Indian and Pakistani foreign ministers S.M. Krishna and Shah Mehmood Qureshi are scheduled to meet in Islamabad on July 15 — the third major contact in six months between countries that have fought three wars in 60 years.

Nuclear-armed India and Pakistan have started a tentative reconciliation process since relations crashed to a new low after Mumbai attacks that left 166 people dead in November 2008.

India and the United States blamed the attack on Lashkar-e-Taiba (LeT), a militant group based in Pakistan and linked to the Pakistani spy service.

New Delhi suspended a four-year peace process and demanded that Islamabad bring to justice the perpetrators of what is considered India’s September 11.

A Pakistani anti-terrorism court has charged seven suspects in connection with the Mumbai attacks, including alleged mastermind Zakiur Rehman Lakhvi and alleged LeT operative Zarar Shah, but Pakistan has said it needs more evidence.

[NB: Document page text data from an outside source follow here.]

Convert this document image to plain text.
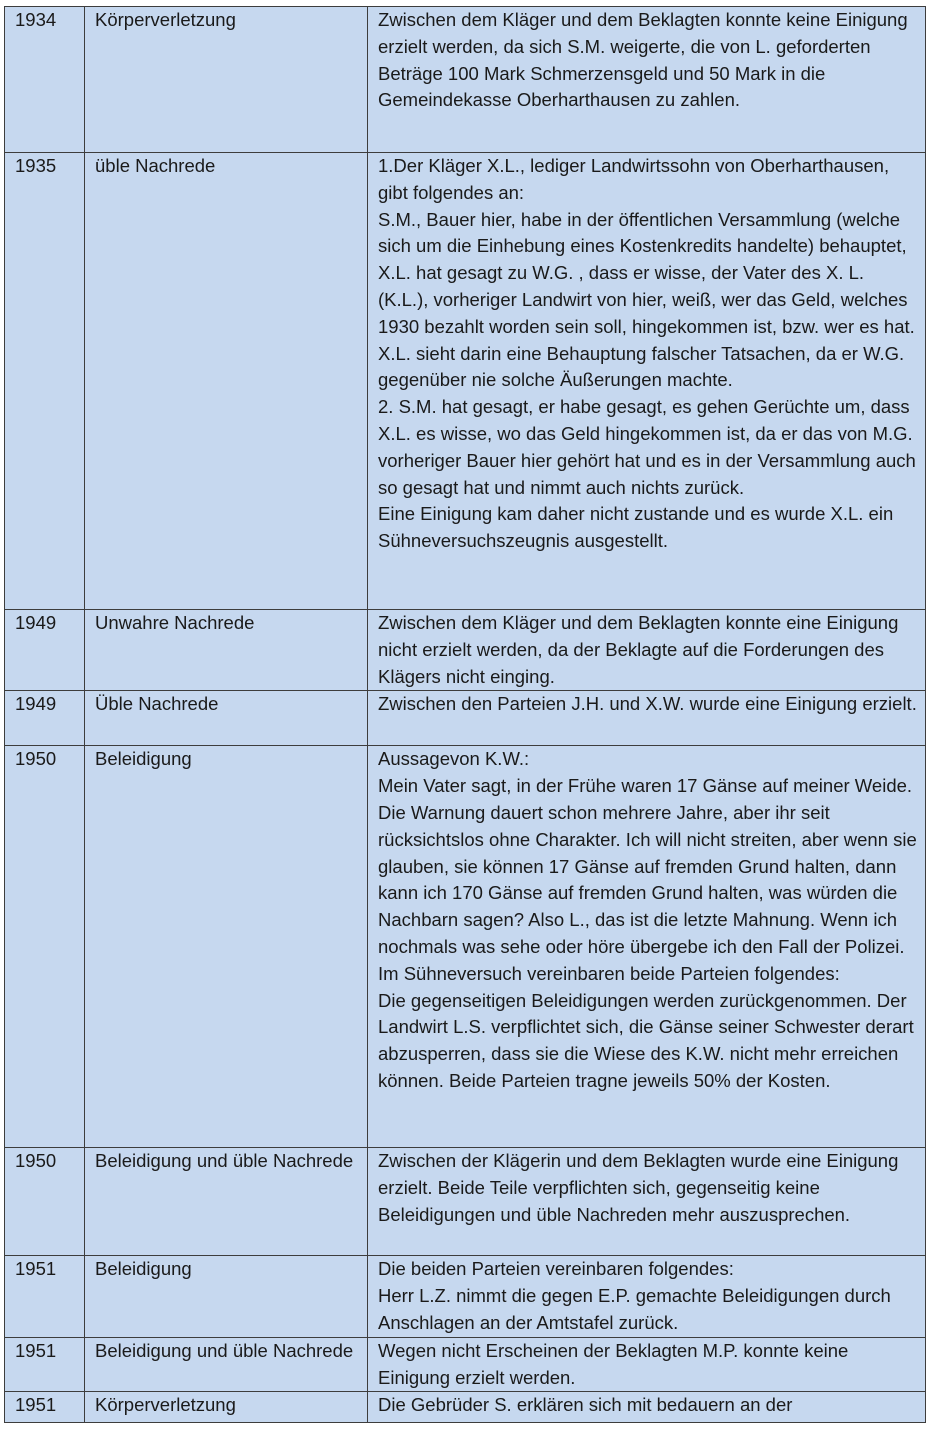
1934	Körperverletzung	Zwischen dem Kläger und dem Beklagten konnte keine Einigung erzielt werden, da sich S.M. weigerte, die von L. geforderten Beträge 100 Mark Schmerzensgeld und 50 Mark in die Gemeindekasse Oberharthausen zu zahlen.

1935	üble Nachrede	1.Der Kläger X.L., lediger Landwirtssohn von Oberharthausen, gibt folgendes an:
S.M., Bauer hier, habe in der öffentlichen Versammlung (welche sich um die Einhebung eines Kostenkredits handelte) behauptet, X.L. hat gesagt zu W.G. , dass er wisse, der Vater des X. L. (K.L.), vorheriger Landwirt von hier, weiß, wer das Geld, welches 1930 bezahlt worden sein soll, hingekommen ist, bzw. wer es hat. X.L. sieht darin eine Behauptung falscher Tatsachen, da er W.G. gegenüber nie solche Äußerungen machte.
2. S.M. hat gesagt, er habe gesagt, es gehen Gerüchte um, dass X.L. es wisse, wo das Geld hingekommen ist, da er das von M.G. vorheriger Bauer hier gehört hat und es in der Versammlung auch so gesagt hat und nimmt auch nichts zurück.
Eine Einigung kam daher nicht zustande und es wurde X.L. ein Sühneversuchszeugnis ausgestellt.

1949	Unwahre Nachrede	Zwischen dem Kläger und dem Beklagten konnte eine Einigung nicht erzielt werden, da der Beklagte auf die Forderungen des Klägers nicht einging.

1949	Üble Nachrede	Zwischen den Parteien J.H. und X.W. wurde eine Einigung erzielt.

1950	Beleidigung	Aussagevon K.W.:
Mein Vater sagt, in der Frühe waren 17 Gänse auf meiner Weide. Die Warnung dauert schon mehrere Jahre, aber ihr seit rücksichtslos ohne Charakter. Ich will nicht streiten, aber wenn sie glauben, sie können 17 Gänse auf fremden Grund halten, dann kann ich 170 Gänse auf fremden Grund halten, was würden die Nachbarn sagen? Also L., das ist die letzte Mahnung. Wenn ich nochmals was sehe oder höre übergebe ich den Fall der Polizei.
Im Sühneversuch vereinbaren beide Parteien folgendes:
Die gegenseitigen Beleidigungen werden zurückgenommen. Der Landwirt L.S. verpflichtet sich, die Gänse seiner Schwester derart abzusperren, dass sie die Wiese des K.W. nicht mehr erreichen können. Beide Parteien tragne jeweils 50% der Kosten.

1950	Beleidigung und üble Nachrede	Zwischen der Klägerin und dem Beklagten wurde eine Einigung erzielt. Beide Teile verpflichten sich, gegenseitig keine Beleidigungen und üble Nachreden mehr auszusprechen.

1951	Beleidigung	Die beiden Parteien vereinbaren folgendes:
Herr L.Z. nimmt die gegen E.P. gemachte Beleidigungen durch Anschlagen an der Amtstafel zurück.

1951	Beleidigung und üble Nachrede	Wegen nicht Erscheinen der Beklagten M.P. konnte keine Einigung erzielt werden.

1951	Körperverletzung	Die Gebrüder S. erklären sich mit bedauern an der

The Indian and Pakistani prime ministers met in April on the sidelines of a regional summit in Bhutan, which set in motion a process to revive suspended contacts at various levels of government.

Thursday’s meeting was the first meeting in Islamabad between the foreign secretaries since May 2008.

Indian Home Minister P. Chidambaram is due to arrive in Islamabad for a meeting of the South Asian Association for Regional Cooperation on Thursday. He is expected to meet Pakistan’s Interior Minister Rehman Malik.